Heute feiert Corina Ahlers ihren 65. Geburtstag und systemagazin gratuliert von Herzen. Gebürtig in Tenerife, studierte, lebt und arbeitet sie seit 1976 in Wien. Als Lehrende für systemische Familientherapie war sie MItbegründerin der Österreichischen Arbeitsgemeinschaft für systemische Therapie und Studien (ÖAS), die sie auch im europäischen Familientherapieverband (EFTA) und im österreichischen Psychotherapiebeirat vertreten hat. Von 1986 – 2005 war sie als Systemische Familientherapeutin am Institut für Ehe- und Familientherapie tätig, von 2003 – 2006 als 1. Vorsitzende der ÖAS. So vielfältig wie ihre berufliche Laufbahn sind ihre inhaltlichen Interessen und ihre zahlreichen Veröffentlichungen zu Themen der systemischen Theorie und Praxis, mit denen sie das systemische Feld nachhaltig erweitert hat. Sie könnten hier nicht erschöpfend vorgestellt werden. Besonders erwähnen möchte ich daher ihre Beiträge zur Didaktik der Ausbildung von TherapeutInnen, die allzu oft unterreflektiert bleibt. So hat sie über den Einsatz des Rollenspiels in Ausbildungskontext ein sehr lesenswertes Buch geschrieben.

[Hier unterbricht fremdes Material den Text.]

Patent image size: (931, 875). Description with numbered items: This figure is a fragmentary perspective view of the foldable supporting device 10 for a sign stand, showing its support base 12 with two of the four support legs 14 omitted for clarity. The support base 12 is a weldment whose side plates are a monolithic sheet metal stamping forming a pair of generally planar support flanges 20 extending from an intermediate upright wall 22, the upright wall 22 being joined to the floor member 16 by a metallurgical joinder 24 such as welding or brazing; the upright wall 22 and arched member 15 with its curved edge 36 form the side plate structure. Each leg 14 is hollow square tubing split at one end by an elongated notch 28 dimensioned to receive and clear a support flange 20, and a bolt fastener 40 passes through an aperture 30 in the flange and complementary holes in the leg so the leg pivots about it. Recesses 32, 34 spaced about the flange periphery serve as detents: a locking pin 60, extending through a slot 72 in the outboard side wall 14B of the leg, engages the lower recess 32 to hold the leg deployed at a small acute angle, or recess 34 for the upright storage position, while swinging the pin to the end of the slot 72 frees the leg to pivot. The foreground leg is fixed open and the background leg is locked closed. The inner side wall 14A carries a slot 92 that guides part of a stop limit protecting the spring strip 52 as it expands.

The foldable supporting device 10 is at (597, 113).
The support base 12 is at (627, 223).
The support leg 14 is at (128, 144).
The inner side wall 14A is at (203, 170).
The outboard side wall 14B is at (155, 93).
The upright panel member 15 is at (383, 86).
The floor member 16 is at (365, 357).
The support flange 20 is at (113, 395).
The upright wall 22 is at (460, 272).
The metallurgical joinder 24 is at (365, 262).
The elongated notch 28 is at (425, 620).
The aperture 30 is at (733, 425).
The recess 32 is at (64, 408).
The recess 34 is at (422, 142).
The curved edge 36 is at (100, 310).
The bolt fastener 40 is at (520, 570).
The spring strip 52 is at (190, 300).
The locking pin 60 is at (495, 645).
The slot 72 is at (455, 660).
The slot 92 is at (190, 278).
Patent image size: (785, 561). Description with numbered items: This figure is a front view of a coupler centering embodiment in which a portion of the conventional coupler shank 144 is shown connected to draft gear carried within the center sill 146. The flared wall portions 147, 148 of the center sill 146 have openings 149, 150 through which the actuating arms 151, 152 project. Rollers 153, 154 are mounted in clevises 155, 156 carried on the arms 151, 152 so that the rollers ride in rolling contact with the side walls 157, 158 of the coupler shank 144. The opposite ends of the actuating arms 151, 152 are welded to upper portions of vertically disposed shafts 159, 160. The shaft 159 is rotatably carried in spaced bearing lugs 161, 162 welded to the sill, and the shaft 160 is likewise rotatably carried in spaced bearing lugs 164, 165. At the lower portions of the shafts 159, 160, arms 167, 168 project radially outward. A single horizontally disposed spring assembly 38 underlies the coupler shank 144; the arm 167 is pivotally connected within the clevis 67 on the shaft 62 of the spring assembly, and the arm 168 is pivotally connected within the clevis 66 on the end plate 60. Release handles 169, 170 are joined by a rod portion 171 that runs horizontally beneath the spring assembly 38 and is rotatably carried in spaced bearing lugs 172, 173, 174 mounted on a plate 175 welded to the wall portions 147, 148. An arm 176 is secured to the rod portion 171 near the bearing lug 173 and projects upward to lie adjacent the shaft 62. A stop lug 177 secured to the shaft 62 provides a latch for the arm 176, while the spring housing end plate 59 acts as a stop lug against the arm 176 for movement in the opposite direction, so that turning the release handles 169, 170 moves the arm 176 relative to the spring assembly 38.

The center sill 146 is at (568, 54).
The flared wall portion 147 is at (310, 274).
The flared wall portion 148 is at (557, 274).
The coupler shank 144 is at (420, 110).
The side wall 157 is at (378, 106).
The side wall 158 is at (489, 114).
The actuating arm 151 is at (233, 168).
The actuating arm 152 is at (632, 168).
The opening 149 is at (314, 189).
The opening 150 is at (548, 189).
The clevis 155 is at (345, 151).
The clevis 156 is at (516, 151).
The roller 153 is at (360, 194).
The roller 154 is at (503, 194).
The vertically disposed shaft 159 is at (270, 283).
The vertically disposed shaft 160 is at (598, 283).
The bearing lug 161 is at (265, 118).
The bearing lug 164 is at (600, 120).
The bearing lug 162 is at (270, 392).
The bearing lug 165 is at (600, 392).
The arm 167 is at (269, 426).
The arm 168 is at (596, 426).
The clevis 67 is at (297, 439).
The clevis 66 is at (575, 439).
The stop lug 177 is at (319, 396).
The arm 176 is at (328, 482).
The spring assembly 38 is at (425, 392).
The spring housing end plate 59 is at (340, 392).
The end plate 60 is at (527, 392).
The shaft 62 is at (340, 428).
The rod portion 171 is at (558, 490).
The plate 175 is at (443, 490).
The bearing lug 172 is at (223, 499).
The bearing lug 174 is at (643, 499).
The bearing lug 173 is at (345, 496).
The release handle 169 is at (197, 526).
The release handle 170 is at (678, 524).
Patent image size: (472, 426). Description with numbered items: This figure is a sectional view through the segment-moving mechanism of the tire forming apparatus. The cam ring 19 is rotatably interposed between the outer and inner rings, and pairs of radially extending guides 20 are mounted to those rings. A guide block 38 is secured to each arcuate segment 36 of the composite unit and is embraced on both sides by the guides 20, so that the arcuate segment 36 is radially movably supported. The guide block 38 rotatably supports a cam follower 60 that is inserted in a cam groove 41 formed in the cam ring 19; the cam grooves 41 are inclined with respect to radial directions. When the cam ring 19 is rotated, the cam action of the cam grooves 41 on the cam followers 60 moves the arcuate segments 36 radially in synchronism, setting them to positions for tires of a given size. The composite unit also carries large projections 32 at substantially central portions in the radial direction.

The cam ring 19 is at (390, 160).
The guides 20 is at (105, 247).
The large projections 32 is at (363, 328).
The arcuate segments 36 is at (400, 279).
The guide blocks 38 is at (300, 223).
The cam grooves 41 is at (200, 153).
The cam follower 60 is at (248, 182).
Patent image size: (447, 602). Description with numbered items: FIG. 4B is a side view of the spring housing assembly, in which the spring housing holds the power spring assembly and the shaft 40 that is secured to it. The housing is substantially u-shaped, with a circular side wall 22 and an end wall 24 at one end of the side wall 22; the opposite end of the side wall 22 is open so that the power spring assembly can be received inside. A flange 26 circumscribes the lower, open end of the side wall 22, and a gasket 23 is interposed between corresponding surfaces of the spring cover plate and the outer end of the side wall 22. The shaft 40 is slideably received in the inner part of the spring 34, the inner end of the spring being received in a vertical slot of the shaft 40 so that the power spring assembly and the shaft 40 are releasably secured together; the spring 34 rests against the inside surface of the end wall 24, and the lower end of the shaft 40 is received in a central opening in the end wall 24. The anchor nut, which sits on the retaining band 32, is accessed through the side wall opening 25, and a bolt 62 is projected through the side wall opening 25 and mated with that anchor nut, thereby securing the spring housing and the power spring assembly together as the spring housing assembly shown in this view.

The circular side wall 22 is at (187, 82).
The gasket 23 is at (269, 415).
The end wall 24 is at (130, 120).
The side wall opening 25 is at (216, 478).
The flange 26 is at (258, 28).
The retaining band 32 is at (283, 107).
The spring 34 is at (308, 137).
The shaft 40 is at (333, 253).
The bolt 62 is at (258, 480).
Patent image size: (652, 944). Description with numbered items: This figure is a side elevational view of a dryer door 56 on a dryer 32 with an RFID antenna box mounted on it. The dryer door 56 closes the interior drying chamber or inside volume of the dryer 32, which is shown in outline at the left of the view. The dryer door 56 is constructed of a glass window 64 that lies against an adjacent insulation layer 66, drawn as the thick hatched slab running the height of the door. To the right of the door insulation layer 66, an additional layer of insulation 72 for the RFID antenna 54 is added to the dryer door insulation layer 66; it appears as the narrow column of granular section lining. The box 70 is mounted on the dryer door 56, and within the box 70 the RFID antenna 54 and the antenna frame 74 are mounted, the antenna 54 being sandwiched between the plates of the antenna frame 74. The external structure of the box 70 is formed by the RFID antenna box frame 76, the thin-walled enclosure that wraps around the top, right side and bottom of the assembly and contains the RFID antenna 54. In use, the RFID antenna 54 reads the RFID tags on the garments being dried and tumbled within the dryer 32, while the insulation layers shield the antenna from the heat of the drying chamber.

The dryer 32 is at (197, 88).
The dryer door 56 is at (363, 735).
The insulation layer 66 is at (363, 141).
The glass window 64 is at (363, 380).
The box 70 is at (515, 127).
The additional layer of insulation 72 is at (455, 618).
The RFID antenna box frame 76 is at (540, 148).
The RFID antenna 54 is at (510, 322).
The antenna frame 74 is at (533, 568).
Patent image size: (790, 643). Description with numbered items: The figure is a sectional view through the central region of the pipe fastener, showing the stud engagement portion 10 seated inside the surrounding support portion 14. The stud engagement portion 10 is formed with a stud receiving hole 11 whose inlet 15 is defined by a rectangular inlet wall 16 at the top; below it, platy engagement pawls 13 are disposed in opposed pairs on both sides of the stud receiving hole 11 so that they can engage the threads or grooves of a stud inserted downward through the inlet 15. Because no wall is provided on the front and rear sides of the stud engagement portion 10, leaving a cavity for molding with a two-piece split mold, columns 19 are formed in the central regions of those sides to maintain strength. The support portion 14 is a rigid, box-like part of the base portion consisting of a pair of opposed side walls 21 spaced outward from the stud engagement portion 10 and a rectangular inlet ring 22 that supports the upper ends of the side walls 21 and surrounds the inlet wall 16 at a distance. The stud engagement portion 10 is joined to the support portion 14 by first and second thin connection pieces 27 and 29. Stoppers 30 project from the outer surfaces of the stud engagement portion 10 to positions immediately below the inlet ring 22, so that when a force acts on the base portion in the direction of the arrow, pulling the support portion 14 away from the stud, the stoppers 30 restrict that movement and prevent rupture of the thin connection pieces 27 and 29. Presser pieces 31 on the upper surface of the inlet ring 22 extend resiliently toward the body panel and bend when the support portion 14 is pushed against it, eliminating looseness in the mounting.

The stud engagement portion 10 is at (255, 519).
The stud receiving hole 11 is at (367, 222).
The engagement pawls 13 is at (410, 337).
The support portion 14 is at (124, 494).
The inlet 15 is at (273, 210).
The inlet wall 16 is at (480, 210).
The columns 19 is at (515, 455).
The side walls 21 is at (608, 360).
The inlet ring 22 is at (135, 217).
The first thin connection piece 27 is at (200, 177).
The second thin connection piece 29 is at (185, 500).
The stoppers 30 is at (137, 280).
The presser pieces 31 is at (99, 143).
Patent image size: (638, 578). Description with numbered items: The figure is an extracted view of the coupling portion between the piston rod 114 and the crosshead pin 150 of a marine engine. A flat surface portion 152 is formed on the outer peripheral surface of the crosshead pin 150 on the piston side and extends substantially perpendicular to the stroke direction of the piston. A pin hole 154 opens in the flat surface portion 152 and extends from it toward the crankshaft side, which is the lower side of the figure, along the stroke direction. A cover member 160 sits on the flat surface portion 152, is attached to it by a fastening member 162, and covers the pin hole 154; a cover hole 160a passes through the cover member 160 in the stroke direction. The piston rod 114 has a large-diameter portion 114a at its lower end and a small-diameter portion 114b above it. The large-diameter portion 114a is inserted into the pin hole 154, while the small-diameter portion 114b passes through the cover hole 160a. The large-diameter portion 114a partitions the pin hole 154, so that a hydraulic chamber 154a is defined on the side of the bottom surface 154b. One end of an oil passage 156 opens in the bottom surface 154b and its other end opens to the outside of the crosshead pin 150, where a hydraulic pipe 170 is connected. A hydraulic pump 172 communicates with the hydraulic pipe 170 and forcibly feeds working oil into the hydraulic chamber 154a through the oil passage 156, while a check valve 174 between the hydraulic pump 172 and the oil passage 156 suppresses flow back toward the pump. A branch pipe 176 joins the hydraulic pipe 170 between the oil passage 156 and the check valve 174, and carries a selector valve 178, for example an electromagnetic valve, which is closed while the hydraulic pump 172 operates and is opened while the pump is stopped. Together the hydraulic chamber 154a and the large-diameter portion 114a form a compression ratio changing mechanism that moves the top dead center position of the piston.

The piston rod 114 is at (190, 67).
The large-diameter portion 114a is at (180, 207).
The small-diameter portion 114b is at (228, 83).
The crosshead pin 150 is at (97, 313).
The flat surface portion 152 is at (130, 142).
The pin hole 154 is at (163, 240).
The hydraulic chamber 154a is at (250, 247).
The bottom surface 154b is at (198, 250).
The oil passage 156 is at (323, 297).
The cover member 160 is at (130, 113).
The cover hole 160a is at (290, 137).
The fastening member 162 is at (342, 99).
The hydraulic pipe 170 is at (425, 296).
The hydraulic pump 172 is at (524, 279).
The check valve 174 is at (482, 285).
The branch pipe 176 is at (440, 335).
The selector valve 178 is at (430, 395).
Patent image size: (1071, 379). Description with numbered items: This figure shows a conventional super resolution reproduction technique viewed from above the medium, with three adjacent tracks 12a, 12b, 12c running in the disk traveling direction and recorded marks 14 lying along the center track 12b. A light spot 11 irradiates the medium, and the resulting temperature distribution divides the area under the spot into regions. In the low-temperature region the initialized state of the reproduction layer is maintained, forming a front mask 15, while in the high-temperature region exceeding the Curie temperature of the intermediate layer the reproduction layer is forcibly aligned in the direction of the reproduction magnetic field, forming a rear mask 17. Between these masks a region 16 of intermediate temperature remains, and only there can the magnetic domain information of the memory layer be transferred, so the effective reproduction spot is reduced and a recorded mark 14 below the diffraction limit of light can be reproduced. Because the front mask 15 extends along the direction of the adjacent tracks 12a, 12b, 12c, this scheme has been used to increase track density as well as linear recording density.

Ein aktueller Text von ihr befasst sich mit der Nutzbarmachung von Transkripten psychotherapeutischer Sitzungen für die Ausbildung von TherapeutInnen, der an dieser Stelle sehr empfohlen werden kann. Im Einleitungstext heißt es: “Die Analyse von vollständigen Transkripten psychotherapeutischer Sitzungen durch auszubildende und angehende systemische Psychotherapeut*innen erfolgt selten und ist wenig erprobt. Ausbildner*innen arbeiten heute vor allem mit Videos oder Audios oder in der Anwesenheit von Klient*innen, Studierende und Lehrende verfolgen im Nebenraum über Einwegspiegel oder an Monitoren den Verlauf der Sitzungen. Bücher und Fachartikel bringen Fallvignetten, um die psychotherapeutische Methode am Fall zu explizieren oder theoretische Sichtweisen (Paradigmen) fallempirisch zu unterstützen. Unbeachtet bleiben in den Fallvignetten hingegen Sequenzen, die als unbedeutend oder besonders schwierig gelten. Dies ist insofern nicht einfach hinzunehmen, als es bei den Studierenden den Eindruck erwecken kann, dass psychotherapeutische Sitzungen immer ereignisreich verlaufen und stets kathartische Höhepunkte oder heilende Momente oder Konklusionen hervorbringen, was der langjährigen psychotherapeutischen Erfahrung nicht entspricht. Therapiesitzungen können zuweilen auch scheinbar „ereignislos“ bisweilen sogar als „unangenehm“ empfunden werden. Dass „Ereignisse“ und „Prozesse“ zwar präsent, aber oft verborgen sind und dies mittels einer von Zeitdruck befreiten tiefenhermeneutischen Textanalyse an exemplarischen Fällen gelernt werden kann, ist ein Lehr- und Lernziel der Arbeit an Transkripten. Ein didaktischer Schritt in diesem Lernprozess ist es, „Schlüsselszenen“ an ihrem metaphorischen Reichtum oder an der Verbalisierung einer signifikanten Veränderung in Wahrnehmung und Erleben von Klientinnen bzw. Therapeutinnen zu erkennen. Dies ist in der von Handlungs- und Zeitdruck befreiten Arbeit am Transkript eher möglich als in der Beobachtung der laufenden psychotherapeutischen Sitzung“. Der vollständige Text ist als open-source-Artikel hier frei zu lesen.
Liebe Corina, auf dass wir auch in Zukunft von deine vielen klugen Ideen profitieren und lernen können. Ad multos Annos!